Analysis of Deviance

Classic One-Way ANOVA

As an introduction, lets start with one way ANOVA. Here three random variables following a normal distribution with a common standard deviation are created. For this test, the null hypothesis is

\[ H_{0}: \mu_0 = \mu_1 = \mu_2 \]

library(LRTesteR)

set.seed(123)
x <- c(
  rnorm(n = 50, mean = 1, sd = 1),
  rnorm(n = 50, mean = 3, sd = 1),
  rnorm(n = 50, mean = 5, sd = 1)
)
fctr <- c(rep(1, 50), rep(2, 50), rep(3, 50))
fctr <- factor(fctr, levels = c("1", "2", "3"))
gaussian_mu_one_way(x = x, fctr = fctr, conf.level = 0.95)
#> Log Likelihood Statistic: 194.76
#> p value: 0
#> Confidence Level Of Set: 95%
#> Individual Confidence Level: 98.3%
#> Confidence Interval For Group 1: (0.715, 1.354)
#> Confidence Interval For Group 2: (2.834, 3.459)
#> Confidence Interval For Group 3: (4.405, 5.087)

Nonparametric One-Way ANOVA

One-way analysis without assuming the data is normally distributed.

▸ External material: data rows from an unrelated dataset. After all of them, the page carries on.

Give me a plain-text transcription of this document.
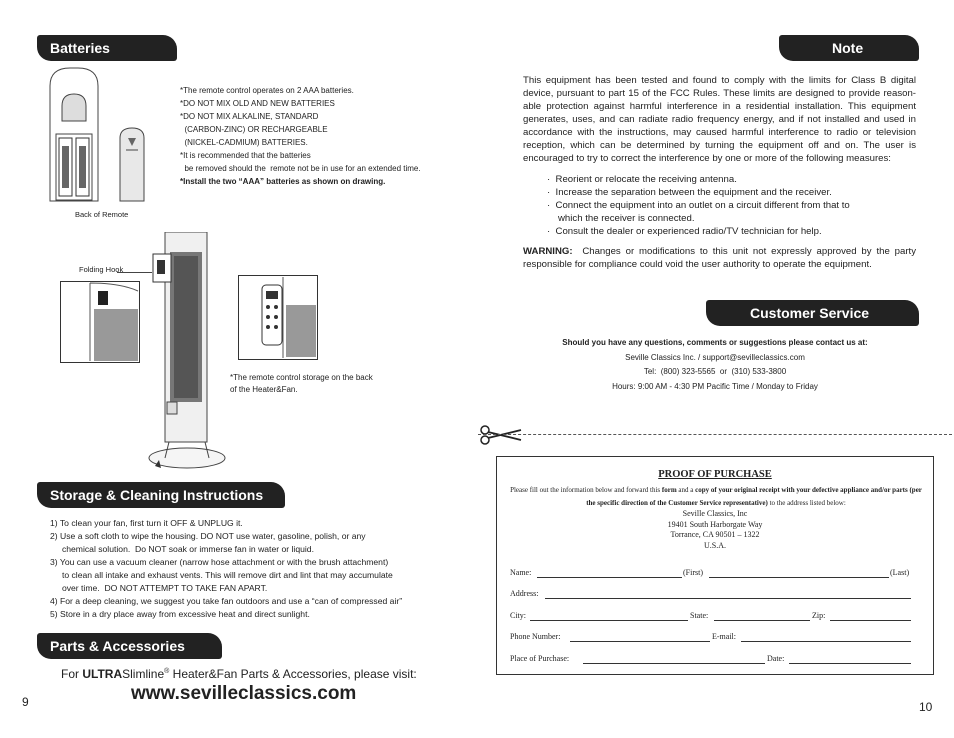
Batteries
*The remote control operates on 2 AAA batteries.
*DO NOT MIX OLD AND NEW BATTERIES
*DO NOT MIX ALKALINE, STANDARD
(CARBON-ZINC) OR RECHARGEABLE
(NICKEL-CADMIUM) BATTERIES.
*It is recommended that the batteries
be removed should the  remote not be in use for an extended time.
*Install the two “AAA” batteries as shown on drawing.
Back of Remote
Folding Hook
*The remote control storage on the back
of the Heater&Fan.
Storage & Cleaning Instructions
1) To clean your fan, first turn it OFF & UNPLUG it.
2) Use a soft cloth to wipe the housing. DO NOT use water, gasoline, polish, or any
chemical solution.  Do NOT soak or immerse fan in water or liquid.
3) You can use a vacuum cleaner (narrow hose attachment or with the brush attachment)
to clean all intake and exhaust vents. This will remove dirt and lint that may accumulate
over time.  DO NOT ATTEMPT TO TAKE FAN APART.
4) For a deep cleaning, we suggest you take fan outdoors and use a “can of compressed air”
5) Store in a dry place away from excessive heat and direct sunlight.
Parts & Accessories
For ULTRASlimline® Heater&Fan Parts & Accessories, please visit:
www.sevilleclassics.com
9
Note
This equipment has been tested and found to comply with the limits for Class B digital device, pursuant to part 15 of the FCC Rules. These limits are designed to provide reason-able protection against harmful interference in a residential installation. This equipment generates, uses, and can radiate radio frequency energy, and if not installed and used in accordance with the instructions, may caused harmful interference to radio or television reception, which can be determined by turning the equipment off and on. The user is encouraged to try to correct the interference by one or more of the following measures:
·  Reorient or relocate the receiving antenna.
·  Increase the separation between the equipment and the receiver.
·  Connect the equipment into an outlet on a circuit different from that to
which the receiver is connected.
·  Consult the dealer or experienced radio/TV technician for help.
WARNING:  Changes or modifications to this unit not expressly approved by the party responsible for compliance could void the user authority to operate the equipment.
Customer Service
Should you have any questions, comments or suggestions please contact us at:
Seville Classics Inc. / support@sevilleclassics.com
Tel:  (800) 323-5565  or  (310) 533-3800
Hours: 9:00 AM - 4:30 PM Pacific Time / Monday to Friday
PROOF OF PURCHASE
Please fill out the information below and forward this form and a copy of your original receipt with your defective appliance and/or parts (per the specific direction of the Customer Service representative) to the address listed below:
Seville Classics, Inc
19401 South Harborgate Way
Torrance, CA 90501 – 1322
U.S.A.
Name:	(First)	(Last)
Address:
City:	State:	Zip:
Phone Number:	E-mail:
Place of Purchase:	Date:
10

empirical_mu_one_way(x = x, fctr = fctr, conf.level = 0.95)
#> Log Likelihood Statistic: 600
#> p value: 0
#> Confidence Level Of Set: 95%
#> Individual Confidence Level: 98.3%
#> Confidence Interval For Group 1: (0.724, 1.355)
#> Confidence Interval For Group 2: (2.829, 3.457)
#> Confidence Interval For Group 3: (4.426, 5.099)

Cauchy Random Variables

Here two random variables following a Cauchy distribution with a common location and different scales are created. For this test, the null hypothesis is

\[ H_{0}: \gamma_0 = \gamma_1 \]

set.seed(1)
x <- c(rcauchy(n = 50, location = 2, scale = 1), rcauchy(n = 50, location = 2, scale = 3))
fctr <- c(rep(1, 50), rep(2, 50))
fctr <- factor(fctr, levels = c("1", "2"))
cauchy_scale_one_way(x = x, fctr = fctr, conf.level = 0.95)
#> Log Likelihood Statistic: 18.2
#> p value: 0
#> Confidence Level Of Set: 95%
#> Individual Confidence Level: 97.5%
#> Confidence Interval For Group 1: (0.715, 1.71)
#> Confidence Interval For Group 2: (2.388, 5.612)

Poisson Random Variables

Here three poisson random variables with different lambdas are created. The null hypothesis is

\[ H_{0}: \lambda_0 = \lambda_1 = \lambda_2 \]

set.seed(1)
x <- c(rpois(n = 50, lambda = 1), rpois(n = 50, lambda = 2), rpois(n = 50, lambda = 3))
fctr <- c(rep(1, 50), rep(2, 50), rep(3, 50))
fctr <- factor(fctr, levels = c("1", "2", "3"))
poisson_lambda_one_way(x = x, fctr = fctr, conf.level = 0.95)
#> Log Likelihood Statistic: 51.11
#> p value: 0
#> Confidence Level Of Set: 95%
#> Individual Confidence Level: 98.3%
#> Confidence Interval For Group 1: (0.765, 1.471)
#> Confidence Interval For Group 2: (1.541, 2.495)
#> Confidence Interval For Group 3: (2.541, 3.735)

Mathematical Details

All one way tests have a null hypothesis the groups share a common value of the parameter. The alternative is at least one group’s parameter is unequal to the others. If the test involves a nuisance parameter, it is assumed equal across groups for parametric tests. All functions apply the Bonferroni correction to the set of confidence intervals.